Histograms are 'boxy'

Histograms tend to have a rather 'boxy' outline unless the data set is very large. A kernel density estimate is an alternative display of density that is smoother than a histogram.

Kernel density estimate

In a kernel density estimate, each sample value is represented by an area of 'ink' called a kernel that is centred on the value. Where the kernels for adjacent sample values overlap, the areas of ink are stacked on top of each other. The diagram below shows triangular kernels for 3 data points. The areas where the triangles overlap are stacked on top of the triangles to their left.

Although triangular kernels can be used, a rounded kernel is more common. The width of the kernels can be adjusted to give the smoothest display. Very narrow kernels result in a peak at each data value, whereas very wide kernels spread the density estimate wider than the actual data. Some intermediate width will provide the best compromise between smoothness and closeness to the data.

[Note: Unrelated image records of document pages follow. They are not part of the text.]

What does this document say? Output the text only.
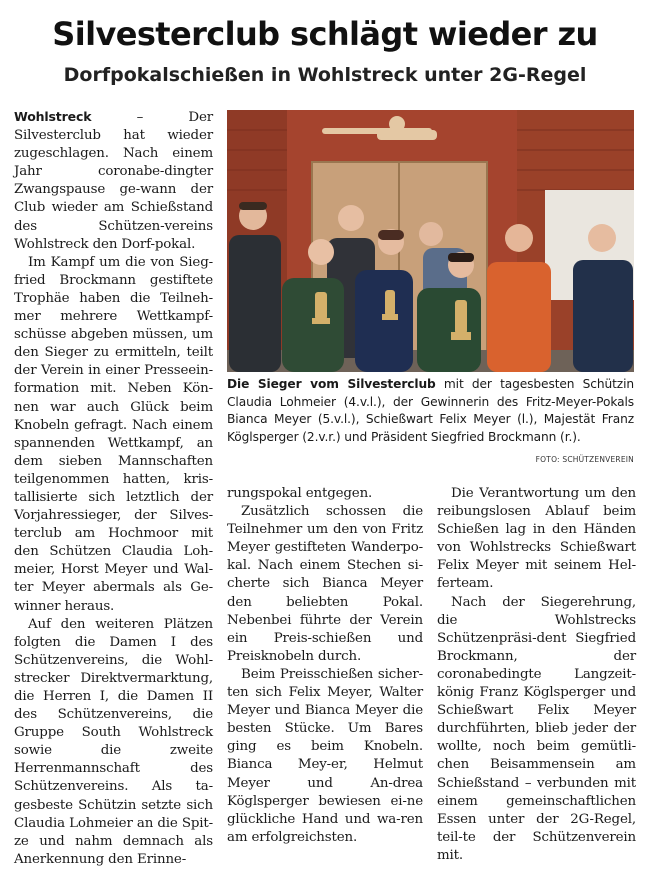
Silvesterclub schlägt wieder zu
Dorfpokalschießen in Wohlstreck unter 2G-Regel

Wohlstreck – Der Silvesterclub hat wieder zugeschlagen. Nach einem Jahr coronabe-dingter Zwangspause ge-wann der Club wieder am Schießstand des Schützen-vereins Wohlstreck den Dorf-pokal.

Im Kampf um die von Sieg-fried Brockmann gestiftete Trophäe haben die Teilneh-mer mehrere Wettkampf-schüsse abgeben müssen, um den Sieger zu ermitteln, teilt der Verein in einer Presseein-formation mit. Neben Kön-nen war auch Glück beim Knobeln gefragt. Nach einem spannenden Wettkampf, an dem sieben Mannschaften teilgenommen hatten, kris-tallisierte sich letztlich der Vorjahressieger, der Silves-terclub am Hochmoor mit den Schützen Claudia Loh-meier, Horst Meyer und Wal-ter Meyer abermals als Ge-winner heraus.

Auf den weiteren Plätzen folgten die Damen I des Schützenvereins, die Wohl-strecker Direktvermarktung, die Herren I, die Damen II des Schützenvereins, die Gruppe South Wohlstreck sowie die zweite Herrenmannschaft des Schützenvereins. Als ta-gesbeste Schützin setzte sich Claudia Lohmeier an die Spit-ze und nahm demnach als Anerkennung den Erinne-

Die Sieger vom Silvesterclub mit der tagesbesten Schützin Claudia Lohmeier (4.v.l.), der Gewinnerin des Fritz-Meyer-Pokals Bianca Meyer (5.v.l.), Schießwart Felix Meyer (l.), Majestät Franz Köglsperger (2.v.r.) und Präsident Siegfried Brockmann (r.).

FOTO: SCHÜTZENVEREIN

rungspokal entgegen.

Zusätzlich schossen die Teilnehmer um den von Fritz Meyer gestifteten Wanderpo-kal. Nach einem Stechen si-cherte sich Bianca Meyer den beliebten Pokal. Nebenbei führte der Verein ein Preis-schießen und Preisknobeln durch.

Beim Preisschießen sicher-ten sich Felix Meyer, Walter Meyer und Bianca Meyer die besten Stücke. Um Bares ging es beim Knobeln. Bianca Mey-er, Helmut Meyer und An-drea Köglsperger bewiesen ei-ne glückliche Hand und wa-ren am erfolgreichsten.

Die Verantwortung um den reibungslosen Ablauf beim Schießen lag in den Händen von Wohlstrecks Schießwart Felix Meyer mit seinem Hel-ferteam.

Nach der Siegerehrung, die Wohlstrecks Schützenpräsi-dent Siegfried Brockmann, der coronabedingte Langzeit-könig Franz Köglsperger und Schießwart Felix Meyer durchführten, blieb jeder der wollte, noch beim gemütli-chen Beisammensein am Schießstand – verbunden mit einem gemeinschaftlichen Essen unter der 2G-Regel, teil-te der Schützenverein mit.
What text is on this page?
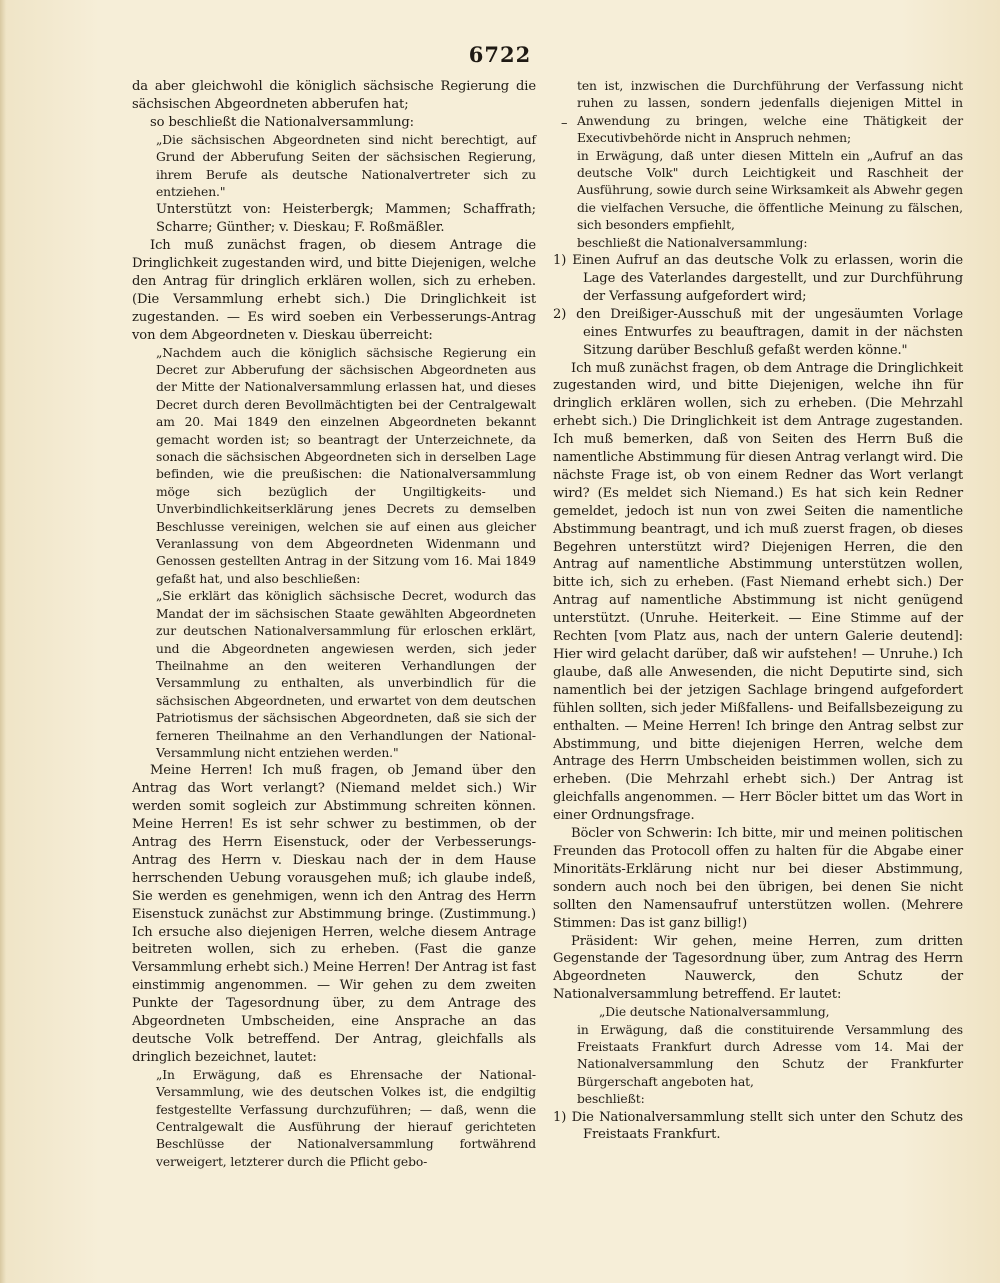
6722
–

da aber gleichwohl die königlich sächsische Regierung die sächsischen Abgeordneten abberufen hat;

so beschließt die Nationalversammlung:

„Die sächsischen Abgeordneten sind nicht berechtigt, auf Grund der Abberufung Seiten der sächsischen Regierung, ihrem Berufe als deutsche Nationalvertreter sich zu entziehen."

Unterstützt von: Heisterbergk; Mammen; Schaffrath; Scharre; Günther; v. Dieskau; F. Roßmäßler.

Ich muß zunächst fragen, ob diesem Antrage die Dringlichkeit zugestanden wird, und bitte Diejenigen, welche den Antrag für dringlich erklären wollen, sich zu erheben. (Die Versammlung erhebt sich.) Die Dringlichkeit ist zugestanden. — Es wird soeben ein Verbesserungs-Antrag von dem Abgeordneten v. Dieskau überreicht:

„Nachdem auch die königlich sächsische Regierung ein Decret zur Abberufung der sächsischen Abgeordneten aus der Mitte der Nationalversammlung erlassen hat, und dieses Decret durch deren Bevollmächtigten bei der Centralgewalt am 20. Mai 1849 den einzelnen Abgeordneten bekannt gemacht worden ist; so beantragt der Unterzeichnete, da sonach die sächsischen Abgeordneten sich in derselben Lage befinden, wie die preußischen: die Nationalversammlung möge sich bezüglich der Ungiltigkeits- und Unverbindlichkeitserklärung jenes Decrets zu demselben Beschlusse vereinigen, welchen sie auf einen aus gleicher Veranlassung von dem Abgeordneten Widenmann und Genossen gestellten Antrag in der Sitzung vom 16. Mai 1849 gefaßt hat, und also beschließen:

„Sie erklärt das königlich sächsische Decret, wodurch das Mandat der im sächsischen Staate gewählten Abgeordneten zur deutschen Nationalversammlung für erloschen erklärt, und die Abgeordneten angewiesen werden, sich jeder Theilnahme an den weiteren Verhandlungen der Versammlung zu enthalten, als unverbindlich für die sächsischen Abgeordneten, und erwartet von dem deutschen Patriotismus der sächsischen Abgeordneten, daß sie sich der ferneren Theilnahme an den Verhandlungen der National-Versammlung nicht entziehen werden."

Meine Herren! Ich muß fragen, ob Jemand über den Antrag das Wort verlangt? (Niemand meldet sich.) Wir werden somit sogleich zur Abstimmung schreiten können. Meine Herren! Es ist sehr schwer zu bestimmen, ob der Antrag des Herrn Eisenstuck, oder der Verbesserungs-Antrag des Herrn v. Dieskau nach der in dem Hause herrschenden Uebung vorausgehen muß; ich glaube indeß, Sie werden es genehmigen, wenn ich den Antrag des Herrn Eisenstuck zunächst zur Abstimmung bringe. (Zustimmung.) Ich ersuche also diejenigen Herren, welche diesem Antrage beitreten wollen, sich zu erheben. (Fast die ganze Versammlung erhebt sich.) Meine Herren! Der Antrag ist fast einstimmig angenommen. — Wir gehen zu dem zweiten Punkte der Tagesordnung über, zu dem Antrage des Abgeordneten Umbscheiden, eine Ansprache an das deutsche Volk betreffend. Der Antrag, gleichfalls als dringlich bezeichnet, lautet:

„In Erwägung, daß es Ehrensache der National-Versammlung, wie des deutschen Volkes ist, die endgiltig festgestellte Verfassung durchzuführen; — daß, wenn die Centralgewalt die Ausführung der hierauf gerichteten Beschlüsse der Nationalversammlung fortwährend verweigert, letzterer durch die Pflicht gebo-

ten ist, inzwischen die Durchführung der Verfassung nicht ruhen zu lassen, sondern jedenfalls diejenigen Mittel in Anwendung zu bringen, welche eine Thätigkeit der Executivbehörde nicht in Anspruch nehmen;

in Erwägung, daß unter diesen Mitteln ein „Aufruf an das deutsche Volk" durch Leichtigkeit und Raschheit der Ausführung, sowie durch seine Wirksamkeit als Abwehr gegen die vielfachen Versuche, die öffentliche Meinung zu fälschen, sich besonders empfiehlt,

beschließt die Nationalversammlung:

1) Einen Aufruf an das deutsche Volk zu erlassen, worin die Lage des Vaterlandes dargestellt, und zur Durchführung der Verfassung aufgefordert wird;

2) den Dreißiger-Ausschuß mit der ungesäumten Vorlage eines Entwurfes zu beauftragen, damit in der nächsten Sitzung darüber Beschluß gefaßt werden könne."

Ich muß zunächst fragen, ob dem Antrage die Dringlichkeit zugestanden wird, und bitte Diejenigen, welche ihn für dringlich erklären wollen, sich zu erheben. (Die Mehrzahl erhebt sich.) Die Dringlichkeit ist dem Antrage zugestanden. Ich muß bemerken, daß von Seiten des Herrn Buß die namentliche Abstimmung für diesen Antrag verlangt wird. Die nächste Frage ist, ob von einem Redner das Wort verlangt wird? (Es meldet sich Niemand.) Es hat sich kein Redner gemeldet, jedoch ist nun von zwei Seiten die namentliche Abstimmung beantragt, und ich muß zuerst fragen, ob dieses Begehren unterstützt wird? Diejenigen Herren, die den Antrag auf namentliche Abstimmung unterstützen wollen, bitte ich, sich zu erheben. (Fast Niemand erhebt sich.) Der Antrag auf namentliche Abstimmung ist nicht genügend unterstützt. (Unruhe. Heiterkeit. — Eine Stimme auf der Rechten [vom Platz aus, nach der untern Galerie deutend]: Hier wird gelacht darüber, daß wir aufstehen! — Unruhe.) Ich glaube, daß alle Anwesenden, die nicht Deputirte sind, sich namentlich bei der jetzigen Sachlage bringend aufgefordert fühlen sollten, sich jeder Mißfallens- und Beifallsbezeigung zu enthalten. — Meine Herren! Ich bringe den Antrag selbst zur Abstimmung, und bitte diejenigen Herren, welche dem Antrage des Herrn Umbscheiden beistimmen wollen, sich zu erheben. (Die Mehrzahl erhebt sich.) Der Antrag ist gleichfalls angenommen. — Herr Böcler bittet um das Wort in einer Ordnungsfrage.

Böcler von Schwerin: Ich bitte, mir und meinen politischen Freunden das Protocoll offen zu halten für die Abgabe einer Minoritäts-Erklärung nicht nur bei dieser Abstimmung, sondern auch noch bei den übrigen, bei denen Sie nicht sollten den Namensaufruf unterstützen wollen. (Mehrere Stimmen: Das ist ganz billig!)

Präsident: Wir gehen, meine Herren, zum dritten Gegenstande der Tagesordnung über, zum Antrag des Herrn Abgeordneten Nauwerck, den Schutz der Nationalversammlung betreffend. Er lautet:

„Die deutsche Nationalversammlung,

in Erwägung, daß die constituirende Versammlung des Freistaats Frankfurt durch Adresse vom 14. Mai der Nationalversammlung den Schutz der Frankfurter Bürgerschaft angeboten hat,

beschließt:

1) Die Nationalversammlung stellt sich unter den Schutz des Freistaats Frankfurt.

The diagram below shows a dot plot of six values. Above it is a kernel density estimate based on these values.

Use the slider to adjust the width of the kernels and observe how the stacking of the kernels smoothes the density when the kernels are widened.

Click on individual crosses in the dot plot to highlight the corresponding kernel on the density estimate, then adjust the kernel width again to show how individual crosses' kernels are stacked.

Strength measurements

The next diagram shows a kernel density estimate for the Hong Kong student isometric strength data.

Use the slider to adjust the width of the kernels and give a smooth density estimate. If the kernels are too wide, the density estimate spreads out too far on each side of the data, but narrow kernels give a spiky estimate. An intermediate kernel width is the best compromise.